4. Employees are subject to different work expectations.
Some industries, like health care and education, are a jungle gym of rules and regulations that can have a real impact on your employees’ lives. This isn’t true across the employment spectrum, but if you’re in a highly specialized or professional industry, you may need to document additional rules surrounding the work your employees do.
What happens if I misclassify an employee as a contractor?
When hiring an employee can cost 25-30% more than hiring an independent contractor, it’s clear to see the employer benefit to hiring independent contractors. Government figures estimate 25-30% of all employees are misclassified as independent contractors.
But regardless of whether the misclassification was intentional or unintentional, your business could face serious legal and financial consequences for doing so.

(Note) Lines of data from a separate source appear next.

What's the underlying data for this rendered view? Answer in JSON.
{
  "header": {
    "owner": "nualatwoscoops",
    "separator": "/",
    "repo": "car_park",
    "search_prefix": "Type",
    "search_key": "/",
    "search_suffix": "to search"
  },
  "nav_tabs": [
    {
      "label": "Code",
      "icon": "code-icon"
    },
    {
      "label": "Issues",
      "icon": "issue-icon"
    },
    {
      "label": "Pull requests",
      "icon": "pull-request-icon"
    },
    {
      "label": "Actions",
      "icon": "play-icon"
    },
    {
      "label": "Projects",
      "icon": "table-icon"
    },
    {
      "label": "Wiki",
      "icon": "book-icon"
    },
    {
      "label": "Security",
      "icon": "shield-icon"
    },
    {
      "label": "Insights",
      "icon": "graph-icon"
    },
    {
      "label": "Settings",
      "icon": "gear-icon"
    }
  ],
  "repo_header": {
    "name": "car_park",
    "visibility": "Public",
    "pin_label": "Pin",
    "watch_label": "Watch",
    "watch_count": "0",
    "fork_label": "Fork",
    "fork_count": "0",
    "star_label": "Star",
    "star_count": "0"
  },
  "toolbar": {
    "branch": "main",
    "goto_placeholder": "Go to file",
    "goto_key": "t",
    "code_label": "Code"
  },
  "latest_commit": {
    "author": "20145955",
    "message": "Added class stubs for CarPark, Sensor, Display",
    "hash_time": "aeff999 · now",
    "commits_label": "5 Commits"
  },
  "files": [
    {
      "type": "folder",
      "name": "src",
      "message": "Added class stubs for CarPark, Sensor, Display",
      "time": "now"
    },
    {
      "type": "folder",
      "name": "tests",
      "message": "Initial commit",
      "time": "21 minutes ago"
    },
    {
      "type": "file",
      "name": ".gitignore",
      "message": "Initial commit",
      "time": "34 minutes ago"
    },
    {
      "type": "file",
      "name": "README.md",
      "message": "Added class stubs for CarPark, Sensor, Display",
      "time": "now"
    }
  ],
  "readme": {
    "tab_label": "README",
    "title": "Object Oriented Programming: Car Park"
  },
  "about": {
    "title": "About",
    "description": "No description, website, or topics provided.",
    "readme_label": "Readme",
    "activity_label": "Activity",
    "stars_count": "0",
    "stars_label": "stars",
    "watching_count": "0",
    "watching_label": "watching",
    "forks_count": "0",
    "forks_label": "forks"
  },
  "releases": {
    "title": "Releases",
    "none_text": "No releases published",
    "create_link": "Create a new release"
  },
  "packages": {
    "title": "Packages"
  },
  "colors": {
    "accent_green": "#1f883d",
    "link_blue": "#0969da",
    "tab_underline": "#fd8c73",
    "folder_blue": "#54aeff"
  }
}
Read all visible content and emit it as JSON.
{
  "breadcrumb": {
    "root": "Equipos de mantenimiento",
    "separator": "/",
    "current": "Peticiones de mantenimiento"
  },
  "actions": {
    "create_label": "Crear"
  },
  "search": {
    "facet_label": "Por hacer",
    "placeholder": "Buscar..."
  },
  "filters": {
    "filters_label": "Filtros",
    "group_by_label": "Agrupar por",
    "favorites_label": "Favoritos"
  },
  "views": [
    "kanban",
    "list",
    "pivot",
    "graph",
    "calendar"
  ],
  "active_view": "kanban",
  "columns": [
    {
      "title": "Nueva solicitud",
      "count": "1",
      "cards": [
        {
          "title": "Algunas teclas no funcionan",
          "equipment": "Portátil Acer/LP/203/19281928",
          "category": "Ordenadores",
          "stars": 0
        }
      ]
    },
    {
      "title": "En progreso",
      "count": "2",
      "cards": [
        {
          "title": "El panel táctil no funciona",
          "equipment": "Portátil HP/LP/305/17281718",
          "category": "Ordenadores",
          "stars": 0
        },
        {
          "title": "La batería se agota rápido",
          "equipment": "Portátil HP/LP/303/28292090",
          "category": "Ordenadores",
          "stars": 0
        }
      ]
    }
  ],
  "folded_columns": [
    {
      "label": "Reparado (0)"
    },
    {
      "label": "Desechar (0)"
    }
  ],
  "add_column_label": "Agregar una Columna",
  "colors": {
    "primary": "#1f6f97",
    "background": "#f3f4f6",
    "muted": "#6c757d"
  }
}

This could include reimbursement for unpaid wages, including overtime wages, paying the individual’s workers’ compensation benefits, retirement contributions, employee benefits, Medicare and Social Security contributions, unemployment insurance, health insurance, and any other employee-related costs like back taxes and any applicable penalties for state and federal income taxes.
You may even be subject to a lawsuit in federal court, under certain circumstances. So just don’t do it.
When it comes to worker classification, the best thing you can do is be proactive, not reactive. Rather than waiting for a potentially precarious situation to occur, you should make it clear to your workers exactly how they will be classified from the start — and make sure their roles stay within the definitions provided by the IRS.